Perché i racconti non vendono?

Creato il 25 agosto 2011 da Autodafe

di Cristiano Abbadessa

Riprendo ancora la recensione di “Tramonti d’Occidente”, di Emilia Blanchetti, pubblicata sul sito di Qlibri. Non per parlare ancora di editor e autori, ma perché la chiusa offre un interessante spunto di riflessione.
Il recensore infatti, in conseguenza delle valutazioni espresse, conclude suggerendo: “Infine, prescindendo dal legame che alla fine, unisce i vari personaggi, un esperimento in fase di stesura del romanzo sarebbe stato quello di presentare una raccolta di racconti autonomi, sempre con un filo conduttore comune, piuttosto che un unico romanzo.” Ipotesi che, nel caso specifico non condivido (come ovvio), perché la struttura del romanzo, anche nell’alternarsi dei personaggi, è basata su un unico filo narrativo e su un climax conseguente; e questo, secondo me, è uno dei punti di forza e non di debolezza dell’opera. Ma non è questo il punto.
Ciò che mi ha incuriosito è il suggerimento in sé, a prescindere dalla sua validità per questo romanzo, perché rappresenta un po’ il ribaltamento totale di una delle classiche scelte editoriali che, noi come molti altri, operiamo quando è il caso. Capita infatti, e neppure di rado, di procedere nel senso esattamente opposto a quello ipotizzato dal recensore di Qlibri: trovarsi tra le mani raccolte di racconti in cui alcuni elementi indicano un possibile filo conduttore (l’ambientazione, le tematiche, il ricorrere di alcuni personaggi; e, ovviamente, uno stile omogeneo) e suggerire all’autore di esplorare insieme la possibilità di trasformare la raccolta in un unico romanzo, creando una struttura portante, costruendo una trama unitaria e conservando alcuni percorsi narrativi autonomi che andranno a costituire le indispensabili digressioni.
Ovviamente è una strada che si prova a percorrere solo quando ha un senso. Ma, di certo, non capita mai di ipotizzare il percorso inverso. E questo per una banalissima considerazione: le raccolte di racconti vendono poco, i romanzi un po’ di più. Per cui, se una buona raccolta può diventare un buon romanzo, vale la pena di provare a lavorarci sopra. E dico di più: se ho tra le mani un buon romanzo, lo pubblico senza troppi timori, mentre una raccolta di racconti deve essere perlomeno di ottimo livello, e neppure questo mi garantisce un buon ritorno di vendite.
È questo, la difficoltà di penetrazione sul mercato dei racconti, un luogo comune consolidato dell’editoria italiana. Luogo comune, peraltro, vero e verificato.

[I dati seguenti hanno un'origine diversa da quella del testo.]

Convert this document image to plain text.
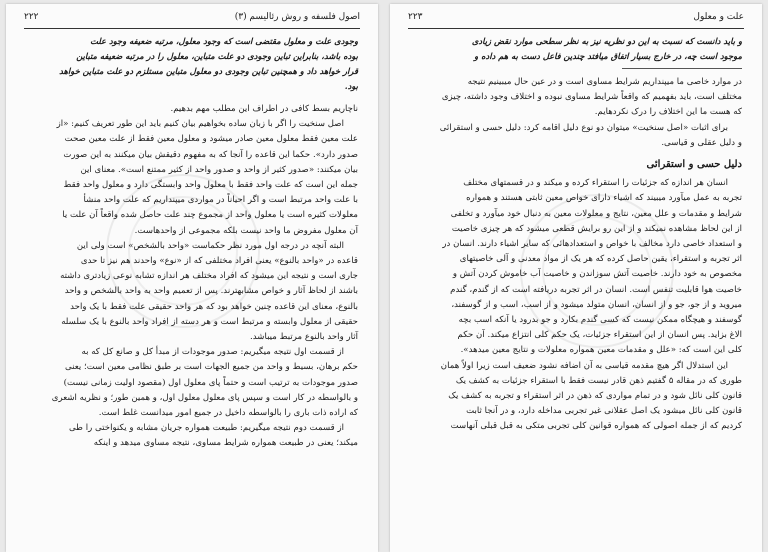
اصول فلسفه و روش رئالیسم (۳)
۲۲۲
وجودی علت و معلول مقتضی است که وجود معلول، مرتبه ضعیفه وجود علت
بوده باشد، بنابراین تباین وجودی دو علت متباین، معلول را در مرتبه ضعیفه متباین
قرار خواهد داد و همچنین تباین وجودی دو معلول متباین مستلزم دو علت متباین خواهد
بود.

ناچاریم بسط کافی در اطراف این مطلب مهم بدهیم.
اصل سنخیت را اگر با زبان ساده بخواهیم بیان کنیم باید این طور تعریف کنیم: «از
علت معین فقط معلول معین صادر میشود و معلول معین فقط از علت معین صحت
صدور دارد». حکما این قاعده را آنجا که به مفهوم دقیقش بیان میکنند به این صورت
بیان میکنند: «صدور کثیر از واحد و صدور واحد از کثیر ممتنع است». معنای این
جمله این است که علت واحد فقط با معلول واحد وابستگی دارد و معلول واحد فقط
با علت واحد مرتبط است و اگر احیاناً در مواردی میپنداریم که علت واحد منشأ
معلولات کثیره است یا معلول واحد از مجموع چند علت حاصل شده واقعاً آن علت یا
آن معلول مفروض ما واحد نیست بلکه مجموعی از واحدهاست.
البته آنچه در درجه اول مورد نظر حکماست «واحد بالشخص» است ولی این
قاعده در «واحد بالنوع» یعنی افراد مختلفی که از «نوع» واحدند هم نیز تا حدی
جاری است و نتیجه این میشود که افراد مختلف هر اندازه تشابه نوعی زیادتری داشته
باشند از لحاظ آثار و خواص مشابهترند. پس از تعمیم واحد به واحد بالشخص و واحد
بالنوع، معنای این قاعده چنین خواهد بود که هر واحد حقیقی علت فقط با یک واحد
حقیقی از معلول وابسته و مرتبط است و هر دسته از افراد واحد بالنوع با یک سلسله
آثار واحد بالنوع مرتبط میباشد.
از قسمت اول نتیجه میگیریم: صدور موجودات از مبدأ کل و صانع کل که به
حکم برهان، بسیط و واحد من جمیع الجهات است بر طبق نظامی معین است؛ یعنی
صدور موجودات به ترتیب است و حتماً پای معلول اول (مقصود اولیت زمانی نیست)
و بالواسطه در کار است و سپس پای معلول معلول اول، و همین طور؛ و نظریه اشعری
که اراده ذات باری را بالواسطه داخیل در جمیع امور میدانست غلط است.
از قسمت دوم نتیجه میگیریم: طبیعت همواره جریان مشابه و یکنواختی را طی
میکند؛ یعنی در طبیعت همواره شرایط مساوی، نتیجه مساوی میدهد و اینکه

علت و معلول
۲۲۳
و باید دانست که نسبت به این دو نظریه نیز به نظر سطحی موارد نقض زیادی
موجود است چه، در خارج بسیار اتفاق میافتد چندین فاعل دست به هم داده و

در موارد خاصی ما میپنداریم شرایط مساوی است و در عین حال میبینیم نتیجه
مختلف است، باید بفهمیم که واقعاً شرایط مساوی نبوده و اختلاف وجود داشته، چیزی
که هست ما این اختلاف را درک نکردهایم.
برای اثبات «اصل سنخیت» میتوان دو نوع دلیل اقامه کرد: دلیل حسی و استقرائی
و دلیل عقلی و قیاسی.

دلیل حسی و استقرائی

انسان هر اندازه که جزئیات را استقراء کرده و میکند و در قسمتهای مختلف
تجربه به عمل میآورد میبیند که اشیاء دارای خواص معین ثابتی هستند و همواره
شرایط و مقدمات و علل معین، نتایج و معلولات معین به دنبال خود میآورد و تخلفی
از این لحاظ مشاهده نمیکند و از این رو برایش قطعی میشود که هر چیزی خاصیت
و استعداد خاصی دارد مخالف با خواص و استعدادهائی که سایر اشیاء دارند. انسان در
اثر تجربه و استقراء، یقین حاصل کرده که هر یک از مواد معدنی و آلی خاصیتهای
مخصوص به خود دارند. خاصیت آتش سوزاندن و خاصیت آب خاموش کردن آتش و
خاصیت هوا قابلیت تنفس است. انسان در اثر تجربه دریافته است که از گندم، گندم
میروید و از جو، جو و از انسان، انسان متولد میشود و از اسب، اسب و از گوسفند،
گوسفند و هیچگاه ممکن نیست که کسی گندم بکارد و جو بدرود یا آنکه اسب بچه
الاغ بزاید. پس انسان از این استقراء جزئیات، یک حکم کلی انتزاع میکند. آن حکم
کلی این است که: «علل و مقدمات معین همواره معلولات و نتایج معین میدهد».
این استدلال اگر هیچ مقدمه قیاسی به آن اضافه نشود ضعیف است زیرا اولاً همان
طوری که در مقاله ۵ گفتیم ذهن قادر نیست فقط با استقراء جزئیات به کشف یک
قانون کلی نائل شود و در تمام مواردی که ذهن در اثر استقراء و تجربه به کشف یک
قانون کلی نائل میشود یک اصل عقلانی غیر تجربی مداخله دارد، و در آنجا ثابت
کردیم که از جمله اصولی که همواره قوانین کلی تجربی متکی به قبل قبلی آنهاست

Noi stessi abbiamo pubblicato, fra i nostri titoli d’esordio, una raccolta di racconti nella quale credevamo molto; e, dal punto di vista letterario, non a torto, perché ha ricevuto solo critiche positive ed è piaciuta a tutti coloro che l’hanno letta. Però, a confronto coi romanzi da noi pubblicati nello stesso periodo, ha venduto pochissimo. E alle fiere, o in altri eventi pubblici, abbiamo constatato direttamente come il lettore, sbirciate le quarte di copertina, riponga sul banco la raccolta di racconti e si orienti verso un romanzo, ovviamente quello che gli pare più plausibile secondo il proprio gusto.
Personalmente non ho alcuna preclusione verso i racconti. Anzi, da semplice lettore li gradisco molto, e trovo che sia anche più semplice mettere insieme una buona e godibile raccolta che realizzare un buon romanzo, dove è più facile denunciare limiti o debolezze così come arenarsi in fasi di stanca. Però, forse, sono l’unico, insieme al recensore di Qlibri, a non avere questa preclusione. E, come direttore editoriale, mi sono dovuto regolare di conseguenza.
Tutto quanto detto sopra valga a preambolo per introdurre una domanda posta a chi ci segue: perché i racconti non vi piacciono? Perché ne diffidate istintivamente e, al momento della scelta, optate invariabilmente per il romanzo?
Mi piacerebbe che le risposte fossero molte. E, siccome i visitatori e lettori del blog (lo verifico dalle statistiche) sono infinitamente di più dei cinque o sei abituali commentatori (benemeriti, beninteso), mi piacerebbe anche sentire la voce, sintetica e chiara, di chi si considera prima di tutto lettore.